Sometimes, going straight to the top makes sense. Sometimes, it doesn't.

If you had a complaint about the food or service at your favorite McDonald's or Dairy Queen, you might go direct to the store manager, but you wouldn't call the corporate office long-distance and demand to speak to the CEO of the entire chain.

Expecting the chief executive of a giant enterprise with thousands of outlets across the country to know the petty details of conditions at one particular store far removed from corporate headquarters isn't reasonable.

But not everyone is reasonable -- and some people seem to enjoy being a nuisance, whatever the motivation.

The West Virginia Supreme Court of Appeals has struck a blow against this kind of nuisance by overturning a lower court's order requiring a corporate CEO to submit to depositions for a local civil case.

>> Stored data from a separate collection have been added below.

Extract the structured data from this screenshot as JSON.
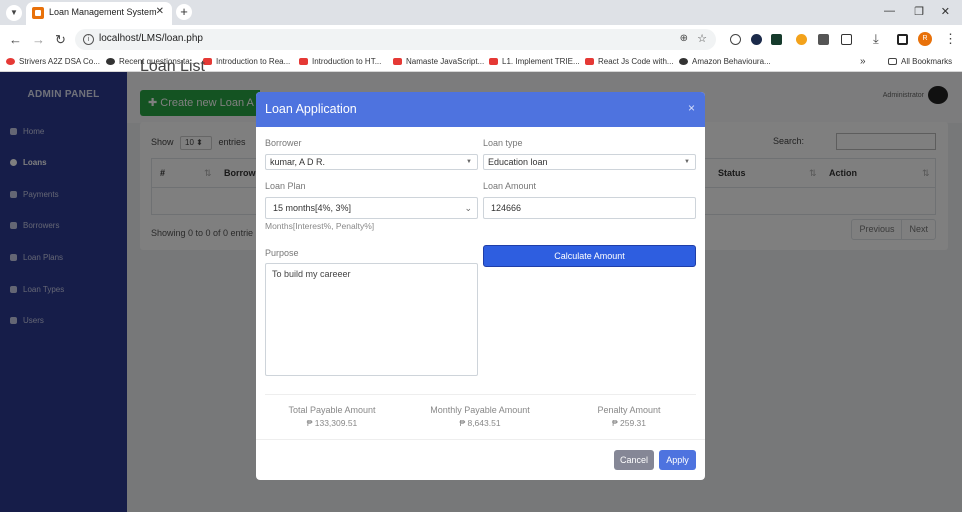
{
  "browser": {
    "tab_title": "Loan Management System",
    "url": "localhost/LMS/loan.php",
    "profile_initial": "R",
    "bookmarks": [
      "Strivers A2Z DSA Co...",
      "Recent questions ta...",
      "Introduction to Rea...",
      "Introduction to HT...",
      "Namaste JavaScript...",
      "L1. Implement TRIE...",
      "React Js Code with...",
      "Amazon Behavioura..."
    ],
    "all_bookmarks": "All Bookmarks",
    "colors": {
      "tabbar": "#dee1e6"
    }
  },
  "sidebar": {
    "brand": "ADMIN PANEL",
    "items": [
      {
        "label": "Home",
        "icon": "home-icon"
      },
      {
        "label": "Loans",
        "icon": "coins-icon",
        "active": true
      },
      {
        "label": "Payments",
        "icon": "money-icon"
      },
      {
        "label": "Borrowers",
        "icon": "id-card-icon"
      },
      {
        "label": "Loan Plans",
        "icon": "list-icon"
      },
      {
        "label": "Loan Types",
        "icon": "table-icon"
      },
      {
        "label": "Users",
        "icon": "user-icon"
      }
    ]
  },
  "topbar": {
    "user": "Administrator"
  },
  "page": {
    "title": "Loan List",
    "create_button": "Create new Loan A",
    "show_label": "Show",
    "entries_value": "10",
    "entries_label": "entries",
    "search_label": "Search:",
    "columns": [
      "#",
      "Borrowe",
      "Status",
      "Action"
    ],
    "info": "Showing 0 to 0 of 0 entrie",
    "previous": "Previous",
    "next": "Next"
  },
  "modal": {
    "title": "Loan Application",
    "close": "×",
    "borrower_label": "Borrower",
    "borrower_value": "kumar, A D R.",
    "loan_type_label": "Loan type",
    "loan_type_value": "Education loan",
    "loan_plan_label": "Loan Plan",
    "loan_plan_value": "15 months[4%, 3%]",
    "loan_plan_help": "Months[Interest%, Penalty%]",
    "amount_label": "Loan Amount",
    "amount_value": "124666",
    "purpose_label": "Purpose",
    "purpose_value": "To build my careeer",
    "calculate_button": "Calculate Amount",
    "summary": [
      {
        "label": "Total Payable Amount",
        "value": "₱ 133,309.51"
      },
      {
        "label": "Monthly Payable Amount",
        "value": "₱ 8,643.51"
      },
      {
        "label": "Penalty Amount",
        "value": "₱ 259.31"
      }
    ],
    "cancel_button": "Cancel",
    "apply_button": "Apply",
    "colors": {
      "header": "#4e73df",
      "primary": "#2e5ee0",
      "cancel": "#858796"
    }
  }
}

Massachusetts Mutual Life Insurance had sought relief from a Jefferson Circuit Court order requiring depositions from Roger Crandall, the company's president, chief executive officer, and chairman.

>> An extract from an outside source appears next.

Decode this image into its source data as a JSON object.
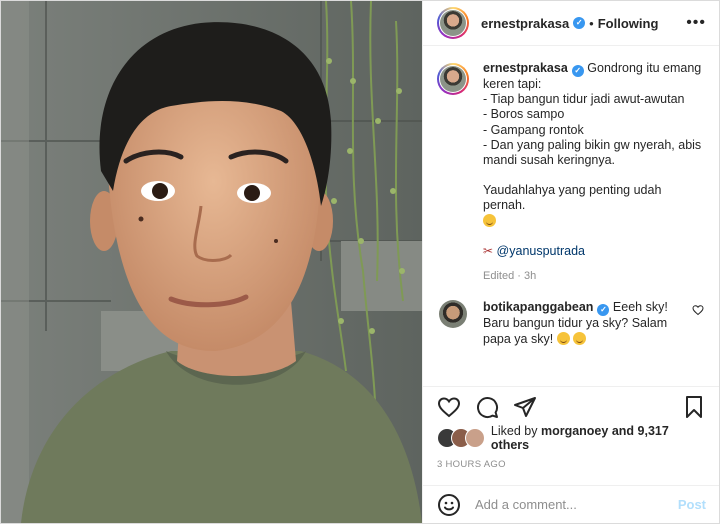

The Supreme Court concluded that the Apex rule, setting guidelines for the deposition of high-ranking corporate officials, does indeed apply to Crandall.

"If the party seeking the deposition cannot show that the official has any unique or superior personal knowledge of discoverable information, the circuit court should grant the motion for protective order and first require the party seeking the deposition to attempt to obtain the discovery through less intrusive methods," Justice Margaret Workman wrote for the Court.

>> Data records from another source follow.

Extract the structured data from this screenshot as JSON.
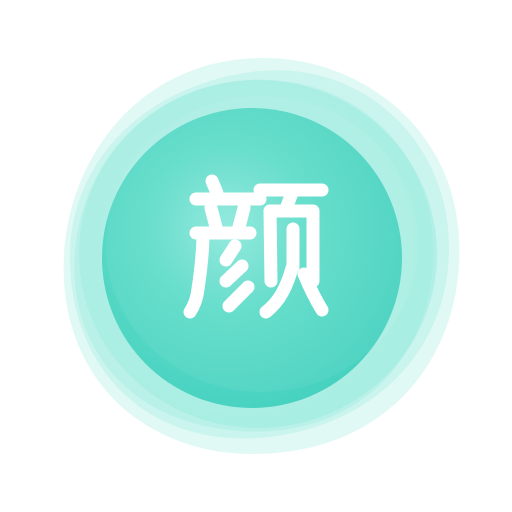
{
  "app_icon": {
    "logo_text": "颜",
    "colors": {
      "background": "#ffffff",
      "blob_core": "#4fd8c6",
      "blob_light": "#bdf1e9",
      "blob_mid": "#86e6d8",
      "glyph": "#ffffff"
    },
    "icon_name": "app-logo-icon"
  }
}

Why were the attorneys who sued Mass Mutual demanding depositions from Crandall? Did they believe that the president of a company with 1,800 offices and 13 million clients would have pertinent information about individual policies written in a distant state? Or, was it a tactic to "up the ante" and make a case for quick settlement?

Whatever the motivation, the court has now brought this nuisance to a proper end.